Após a covardia de dizer, em setembro, ao jornalista Glenn Greenwald e seu marido deputado David Miranda que seus filhos adotados deveriam ser entregues a um juizado de menores porque os pais trabalham, Augusto Nunes foi colocado frente a frente com o jornalista americano.


Depois de voltar a atacar Glenn pelo trabalho legal de divulgar as mensagens vazadas por uma fonte anônima e dizer que o outro mentia e que havia feito uma “ironia”, Glenn exaltou-se e chamou Nunes de “covarde” pelo menos cinco vezes.

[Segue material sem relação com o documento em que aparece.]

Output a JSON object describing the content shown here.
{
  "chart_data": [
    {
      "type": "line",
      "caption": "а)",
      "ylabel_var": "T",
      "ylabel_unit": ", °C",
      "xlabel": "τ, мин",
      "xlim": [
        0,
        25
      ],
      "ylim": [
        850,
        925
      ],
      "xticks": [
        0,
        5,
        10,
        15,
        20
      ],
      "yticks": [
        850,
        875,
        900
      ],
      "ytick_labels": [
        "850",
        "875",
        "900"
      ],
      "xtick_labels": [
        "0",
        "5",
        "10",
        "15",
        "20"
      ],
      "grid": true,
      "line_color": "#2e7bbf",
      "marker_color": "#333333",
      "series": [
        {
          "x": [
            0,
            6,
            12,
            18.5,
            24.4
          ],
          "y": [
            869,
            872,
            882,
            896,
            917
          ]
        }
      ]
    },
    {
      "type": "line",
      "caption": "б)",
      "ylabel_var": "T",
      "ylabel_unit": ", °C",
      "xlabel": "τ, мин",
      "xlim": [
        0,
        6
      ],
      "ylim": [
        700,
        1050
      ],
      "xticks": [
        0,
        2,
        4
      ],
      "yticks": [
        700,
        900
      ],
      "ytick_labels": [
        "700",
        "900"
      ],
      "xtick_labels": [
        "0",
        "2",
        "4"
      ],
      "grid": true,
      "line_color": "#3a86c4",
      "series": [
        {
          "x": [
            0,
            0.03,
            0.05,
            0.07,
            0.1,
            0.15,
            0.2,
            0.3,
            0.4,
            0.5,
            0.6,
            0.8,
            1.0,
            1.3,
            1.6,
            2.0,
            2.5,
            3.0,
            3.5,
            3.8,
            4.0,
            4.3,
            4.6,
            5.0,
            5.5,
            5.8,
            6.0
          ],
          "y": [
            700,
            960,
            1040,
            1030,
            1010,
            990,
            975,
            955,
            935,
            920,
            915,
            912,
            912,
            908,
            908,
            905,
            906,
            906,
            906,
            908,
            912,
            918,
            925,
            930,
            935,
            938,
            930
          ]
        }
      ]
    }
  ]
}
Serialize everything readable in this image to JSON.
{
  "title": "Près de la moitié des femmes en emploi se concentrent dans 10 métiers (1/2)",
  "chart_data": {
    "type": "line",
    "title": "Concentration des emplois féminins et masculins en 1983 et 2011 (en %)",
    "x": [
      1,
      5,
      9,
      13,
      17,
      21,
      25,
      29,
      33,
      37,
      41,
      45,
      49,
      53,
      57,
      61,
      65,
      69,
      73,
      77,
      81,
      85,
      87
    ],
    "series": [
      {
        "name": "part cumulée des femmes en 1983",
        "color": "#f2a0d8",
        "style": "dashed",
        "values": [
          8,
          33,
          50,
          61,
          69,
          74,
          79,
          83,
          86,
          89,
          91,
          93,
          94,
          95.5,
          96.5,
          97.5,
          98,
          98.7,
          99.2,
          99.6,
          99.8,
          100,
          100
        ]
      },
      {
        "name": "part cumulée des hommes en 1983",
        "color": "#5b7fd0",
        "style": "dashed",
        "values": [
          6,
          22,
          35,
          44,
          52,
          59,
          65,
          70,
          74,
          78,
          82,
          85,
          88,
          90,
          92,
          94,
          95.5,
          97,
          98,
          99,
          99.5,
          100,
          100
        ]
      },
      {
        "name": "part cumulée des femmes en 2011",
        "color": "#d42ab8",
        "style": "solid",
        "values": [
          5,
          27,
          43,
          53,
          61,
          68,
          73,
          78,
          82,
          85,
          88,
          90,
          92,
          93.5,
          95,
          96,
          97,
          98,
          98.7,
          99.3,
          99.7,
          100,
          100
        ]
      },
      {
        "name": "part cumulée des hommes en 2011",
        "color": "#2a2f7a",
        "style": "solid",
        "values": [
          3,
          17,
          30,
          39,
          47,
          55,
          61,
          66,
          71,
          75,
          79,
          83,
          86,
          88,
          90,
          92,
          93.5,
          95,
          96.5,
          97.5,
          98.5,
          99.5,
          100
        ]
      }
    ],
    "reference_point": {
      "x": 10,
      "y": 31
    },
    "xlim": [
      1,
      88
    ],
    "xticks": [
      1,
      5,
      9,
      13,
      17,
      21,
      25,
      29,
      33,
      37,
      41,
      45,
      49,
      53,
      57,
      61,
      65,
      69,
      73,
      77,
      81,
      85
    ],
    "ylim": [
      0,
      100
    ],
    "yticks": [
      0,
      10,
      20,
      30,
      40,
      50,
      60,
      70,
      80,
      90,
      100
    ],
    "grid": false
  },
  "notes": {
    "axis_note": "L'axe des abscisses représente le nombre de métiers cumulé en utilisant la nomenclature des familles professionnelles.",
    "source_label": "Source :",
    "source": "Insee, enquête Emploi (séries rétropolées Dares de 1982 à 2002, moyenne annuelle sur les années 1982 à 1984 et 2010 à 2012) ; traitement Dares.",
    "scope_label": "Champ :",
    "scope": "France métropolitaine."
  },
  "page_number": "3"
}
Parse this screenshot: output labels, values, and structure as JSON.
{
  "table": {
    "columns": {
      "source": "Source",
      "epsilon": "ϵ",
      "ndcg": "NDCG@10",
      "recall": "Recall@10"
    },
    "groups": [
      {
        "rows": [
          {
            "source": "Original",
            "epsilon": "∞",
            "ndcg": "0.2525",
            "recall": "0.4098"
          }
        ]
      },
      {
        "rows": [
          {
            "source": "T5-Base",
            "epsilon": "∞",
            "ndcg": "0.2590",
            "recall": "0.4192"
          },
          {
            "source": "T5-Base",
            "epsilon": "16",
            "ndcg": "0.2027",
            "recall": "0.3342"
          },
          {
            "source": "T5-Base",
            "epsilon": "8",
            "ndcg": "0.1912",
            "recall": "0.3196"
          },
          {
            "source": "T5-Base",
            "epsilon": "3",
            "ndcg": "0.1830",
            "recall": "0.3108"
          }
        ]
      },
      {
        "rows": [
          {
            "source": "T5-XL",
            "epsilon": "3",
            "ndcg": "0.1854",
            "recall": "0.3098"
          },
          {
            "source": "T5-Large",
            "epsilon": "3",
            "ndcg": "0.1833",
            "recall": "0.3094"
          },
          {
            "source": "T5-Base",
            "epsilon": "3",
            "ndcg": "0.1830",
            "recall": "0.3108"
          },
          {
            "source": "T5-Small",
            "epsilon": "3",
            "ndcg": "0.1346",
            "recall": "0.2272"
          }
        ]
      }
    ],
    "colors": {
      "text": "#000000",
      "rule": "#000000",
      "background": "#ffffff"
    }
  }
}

Em seguida, Augusto Nunes, para se defender da acusação de ser um covarde, cometeu um ato covarde – atingiu o rosto do americano com um soco – para provar que não é covarde.


Por sua maturidade, Augusto Nunes é quem deveria ser entregue ao juizado de menores para ver se lhe aparecem pais que lhe ensinem o que é decência e tolerância.


Já a Jovem Pan, que convidou Augusto Nunes sem avisar Glenn Greenwald, poderia fazer outras pegadinhas do tipo. Uma delas poderia ser convidar Jair Bolsonaro e o porteiro que diz ter ouvido sua voz para liberar a entrada de um dos suspeitos de matar Marielle Franco, por exemplo. Ou chamar Eduardo Bolsonaro e alguém que perdeu familiares após o endurecimento do regime ditatorial como o AI-5. Ou Ricardo Salles e as famílias nordestinas que não tem o que comer porque o ministério do Meio Ambiente não fez nada para barrar o vazamento de petróleo. Ou Carlos Bolsonaro e um psiquiatra.